The media have interpreted chief inspector David Bell as making the claim that faith schools are failing to produce good citizens, are not teaching tolerance, and are a threat to the national identity. In fact, Bell admits that his inspectors never assessed anything of the sort. All they did was assess how well schools are delivering the content of the citizenship curriculum.

He cites no evidence of a link - good, bad, or indifferent - between content and outcome. Our experience is that Christian schools are doing a fine job of nurturing good citizenship and tolerance. Indeed, the Office for Standards in Education’s own reports back that conclusion.

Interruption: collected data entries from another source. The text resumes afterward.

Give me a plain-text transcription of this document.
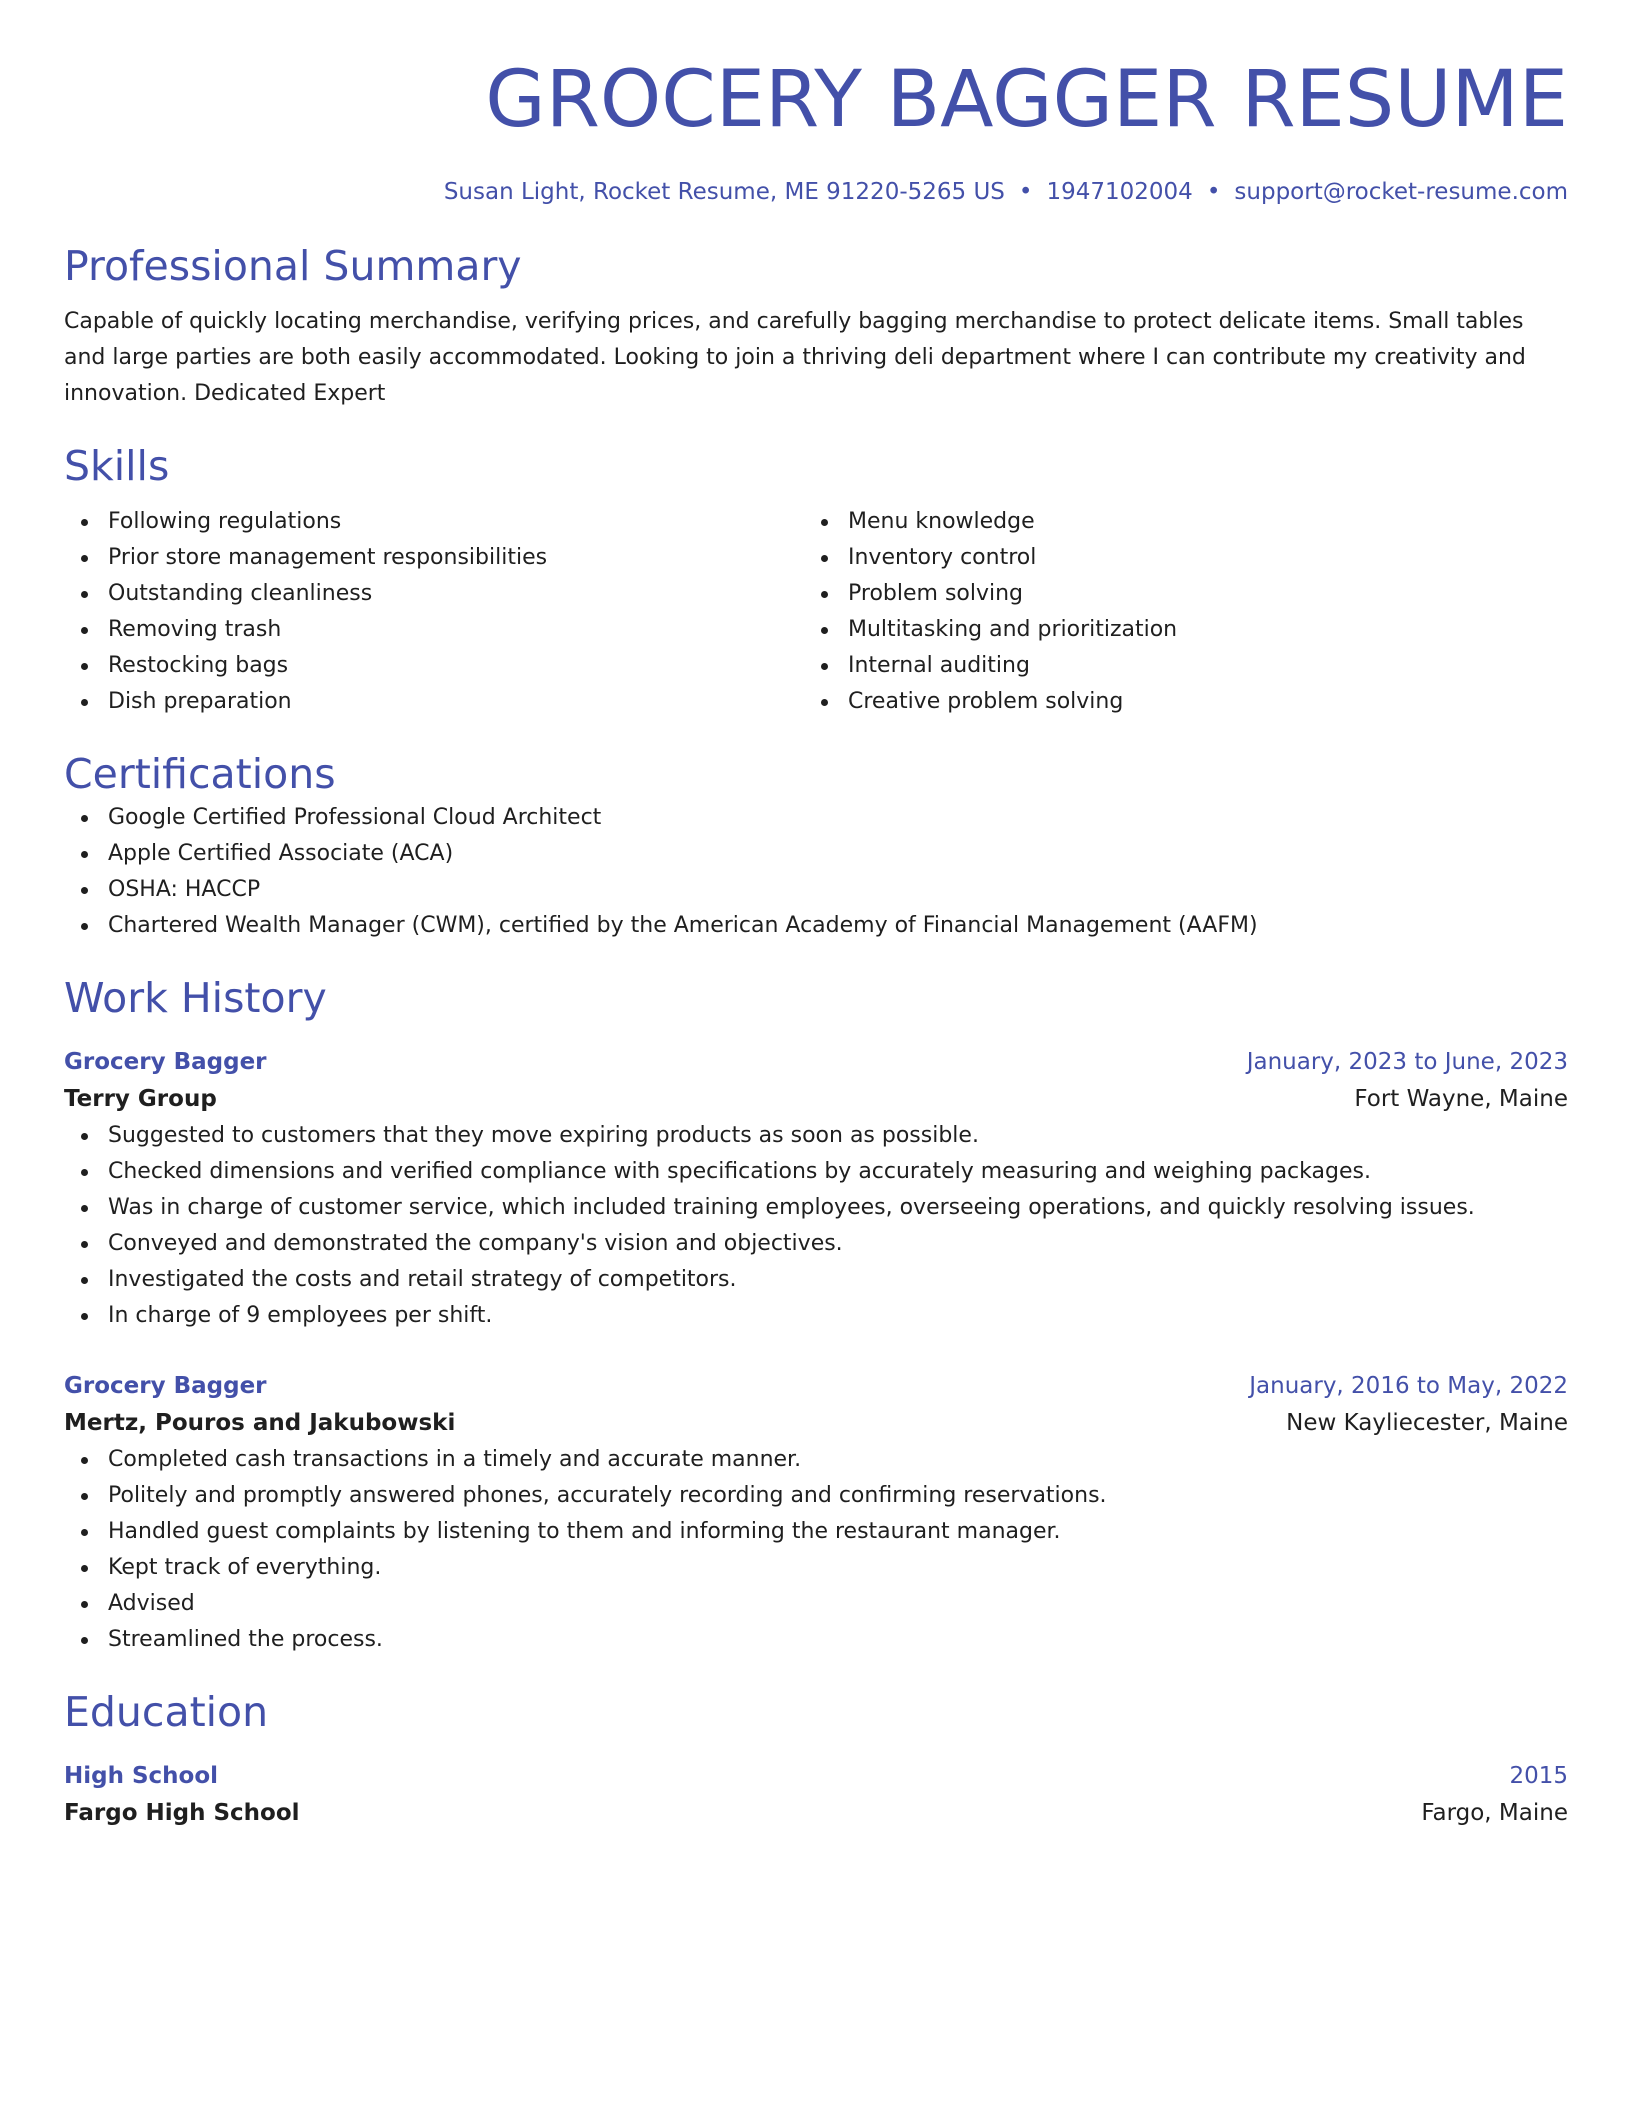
GROCERY BAGGER RESUME
Susan Light, Rocket Resume, ME 91220-5265 US • 1947102004 • support@rocket-resume.com
Professional Summary
Capable of quickly locating merchandise, verifying prices, and carefully bagging merchandise to protect delicate items. Small tables and large parties are both easily accommodated. Looking to join a thriving deli department where I can contribute my creativity and innovation. Dedicated Expert
Skills
Following regulations
Prior store management responsibilities
Outstanding cleanliness
Removing trash
Restocking bags
Dish preparation
Menu knowledge
Inventory control
Problem solving
Multitasking and prioritization
Internal auditing
Creative problem solving
Certifications
Google Certified Professional Cloud Architect
Apple Certified Associate (ACA)
OSHA: HACCP
Chartered Wealth Manager (CWM), certified by the American Academy of Financial Management (AAFM)
Work History
Grocery Bagger	January, 2023 to June, 2023
Terry Group	Fort Wayne, Maine
Suggested to customers that they move expiring products as soon as possible.
Checked dimensions and verified compliance with specifications by accurately measuring and weighing packages.
Was in charge of customer service, which included training employees, overseeing operations, and quickly resolving issues.
Conveyed and demonstrated the company's vision and objectives.
Investigated the costs and retail strategy of competitors.
In charge of 9 employees per shift.
Grocery Bagger	January, 2016 to May, 2022
Mertz, Pouros and Jakubowski	New Kayliecester, Maine
Completed cash transactions in a timely and accurate manner.
Politely and promptly answered phones, accurately recording and confirming reservations.
Handled guest complaints by listening to them and informing the restaurant manager.
Kept track of everything.
Advised
Streamlined the process.
Education
High School	2015
Fargo High School	Fargo, Maine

In contrast, an Ofsted survey of 14 to 16-year-olds studying citizenship found that more than 50 per cent of them either did not know what citizenship education is, or could offer no examples of what they had learned. Worse still, 40 per cent of pupils “in the north” were opposed to learning about Britain’s cultural diversity!

It is inexplicable why Bell chose to target faith schools, or Muslim schools in particular. Christian schools strongly support the aim of good citizenship and tolerance. They are less than happy with the curriculum, because it marginalises faith and the role of faith communities.

David Bell worries about religious segregation; we are concerned about the far greater problem of secular segregation. Graham Haydon made the relevant point more than a decade ago: “If any school can do the job of preparing people to participate in the democratic, plural, and not exclusively secular polity, it will to that extent be fulfilling an important role ...

it is only the secular school which can expose its pupils to one sort of thinking only; and the possibility of this should be seen as a risk rather than a merit of such schools.” (Journal of Philosophy of Education, 28 (1), 1994, page 73) Ofsted and The TES may regard secularism as neutral; to many of us in the faith communities it is another, and often oppressive and intolerant, sectarian position, as David Bell’s unconscionable attack has made only too clear.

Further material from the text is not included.